A aucun moment, dans ces longs textes denses et techniques – quatre pages ici,  ; trois et demie à cet endroit ; deux et demie, plus timides, par ici –, ne semblait poindre le désir de clarifier le jeu ou d’en rappeler l’extrême spécificité (à de minces exceptions près, côté presse généraliste) ; c’est, au contraire, la foire aux anglicisme (skill, frame rate, level design, patterns, moveset, leveller (vraiment ?) et j’en passe) et aux acronymes. L’idée de traiter Bloodborne comme une œuvre, une esthétique ou un essai, mis à part quelques références intello, semblait échapper à la majorité. Oui, un jeu ça pouvait se raconter. Tragique, alors, qu’on eut préféré un ton qui ne parlait pas à une majorité de personnes. Qu’on n’eut même pas cherché à expliquer à qui le jeu s’adressait exactement. Ironique, pour une presse s’apparentant à de la presse conso. Oh, par contre, au cas ou vous voudriez l’acheter on vous en donnait le lien.
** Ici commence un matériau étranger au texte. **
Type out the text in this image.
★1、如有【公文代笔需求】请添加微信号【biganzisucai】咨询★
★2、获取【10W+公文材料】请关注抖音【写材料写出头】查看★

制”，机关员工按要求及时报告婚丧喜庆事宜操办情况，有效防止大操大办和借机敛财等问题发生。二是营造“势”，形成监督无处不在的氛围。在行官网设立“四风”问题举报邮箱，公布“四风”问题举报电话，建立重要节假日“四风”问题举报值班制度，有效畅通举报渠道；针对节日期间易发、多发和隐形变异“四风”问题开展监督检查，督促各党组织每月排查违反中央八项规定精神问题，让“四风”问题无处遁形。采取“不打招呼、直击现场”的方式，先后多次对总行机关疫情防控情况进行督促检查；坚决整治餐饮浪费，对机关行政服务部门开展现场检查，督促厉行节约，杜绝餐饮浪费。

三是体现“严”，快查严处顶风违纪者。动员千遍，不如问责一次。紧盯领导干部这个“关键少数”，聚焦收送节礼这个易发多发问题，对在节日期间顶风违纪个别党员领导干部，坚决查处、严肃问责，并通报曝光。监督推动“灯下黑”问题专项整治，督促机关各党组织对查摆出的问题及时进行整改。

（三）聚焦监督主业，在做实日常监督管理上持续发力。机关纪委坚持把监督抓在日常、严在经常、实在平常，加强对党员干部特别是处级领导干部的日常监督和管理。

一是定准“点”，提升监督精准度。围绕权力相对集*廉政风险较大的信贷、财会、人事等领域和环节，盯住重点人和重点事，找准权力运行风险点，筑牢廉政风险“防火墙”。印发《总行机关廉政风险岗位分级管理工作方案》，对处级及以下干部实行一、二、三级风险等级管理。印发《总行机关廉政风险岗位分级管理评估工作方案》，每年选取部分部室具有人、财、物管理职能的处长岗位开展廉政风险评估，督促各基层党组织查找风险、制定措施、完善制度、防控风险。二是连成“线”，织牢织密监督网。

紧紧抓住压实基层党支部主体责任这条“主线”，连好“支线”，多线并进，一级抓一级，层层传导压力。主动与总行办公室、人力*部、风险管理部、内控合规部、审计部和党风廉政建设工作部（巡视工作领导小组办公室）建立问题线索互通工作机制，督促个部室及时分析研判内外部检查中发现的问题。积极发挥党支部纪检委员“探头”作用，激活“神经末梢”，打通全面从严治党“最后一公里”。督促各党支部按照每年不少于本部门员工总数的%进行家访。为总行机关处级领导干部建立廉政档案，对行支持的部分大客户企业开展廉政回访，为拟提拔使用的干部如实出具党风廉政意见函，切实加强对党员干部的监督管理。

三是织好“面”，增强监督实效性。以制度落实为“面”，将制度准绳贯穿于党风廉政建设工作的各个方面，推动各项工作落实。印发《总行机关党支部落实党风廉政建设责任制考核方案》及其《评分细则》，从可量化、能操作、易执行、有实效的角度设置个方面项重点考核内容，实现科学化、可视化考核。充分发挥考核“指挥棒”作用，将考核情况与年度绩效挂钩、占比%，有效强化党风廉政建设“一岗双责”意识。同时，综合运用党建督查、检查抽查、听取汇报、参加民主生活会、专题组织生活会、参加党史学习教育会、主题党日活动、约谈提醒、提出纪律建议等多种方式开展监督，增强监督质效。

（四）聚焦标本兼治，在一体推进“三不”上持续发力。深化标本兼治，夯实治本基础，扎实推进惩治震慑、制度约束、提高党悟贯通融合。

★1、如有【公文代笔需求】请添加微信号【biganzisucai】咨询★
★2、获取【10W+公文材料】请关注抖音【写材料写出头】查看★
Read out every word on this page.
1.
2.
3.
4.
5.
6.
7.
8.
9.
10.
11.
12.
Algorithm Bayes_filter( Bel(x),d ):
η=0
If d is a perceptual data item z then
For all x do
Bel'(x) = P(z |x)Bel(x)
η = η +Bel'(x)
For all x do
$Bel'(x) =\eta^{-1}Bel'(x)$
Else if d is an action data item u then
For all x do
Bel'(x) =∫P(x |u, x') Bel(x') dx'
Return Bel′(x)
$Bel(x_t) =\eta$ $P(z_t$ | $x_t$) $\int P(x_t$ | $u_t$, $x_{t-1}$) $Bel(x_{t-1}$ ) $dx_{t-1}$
On était comme ça : sympa !

Comment alors, se confronter à la dure problématique de définir et expliciter un jeu comme Bloodborne, ainsi que les jeux vidéo en général ? Comment dire, simplement, « ce jeu est pour vous », « ce jeu ne l’est pas » ? « Ce jeu vous plaira », « ce jeu ne vous plaira pas » ? Comment faire mieux, quand les testeurs, eux-mêmes, se montraient inhéremment incapables d’écrire de manière accessible, voire d’user du français, à l’image de joueurs obsédés par leur propre langage, et leur propre intérêt ?

3 pensées sur “L’effet Bloodborne”

  1. meduz' dit :

    L’est bien, ton article. Pour avoir entamé Demon’s Souls que très récemment (3 boss tués – boss, encore un anglicisme), je peux pas en dire grand chose, mais je te rejoins sur le traitement un peu à part d’un jeu tombé à point pour toute rédaction en quête d’amélioration de son image.

    1. Memento dit :

      Merci ! Si, par là, tu veux dire que déclarer leur amour pour Bloodborne ça revient un peu à crier leur bon goût, et donc à faire bonne figure, je doute qu’il y gagnent réellement quoi que ce soit. Ou qu’ils y perdent, même, quoi que ce soit, en dépit des problèmes que je soulève. La plupart des torts – selon moi – que je soulève sont depuis longtemps ancrés dans la presse. En partie, peut-être, parce qu’on n’y forme pas les gens à écrire, ou parce qu’on continue à s’adresser à la même cible. The Order 1886, par exemple, quelques semaines plus tôt : un autre exemple d’uniformité – négative, cette fois. Ce que Bloodborne soulève de plus, c’est cette conception ancestrale qu’il y a des jeux durs et des jeux faciles, et à quel point il est inadapté de s’appuyer (uniquement) là-dessus pour expliciter un jeu.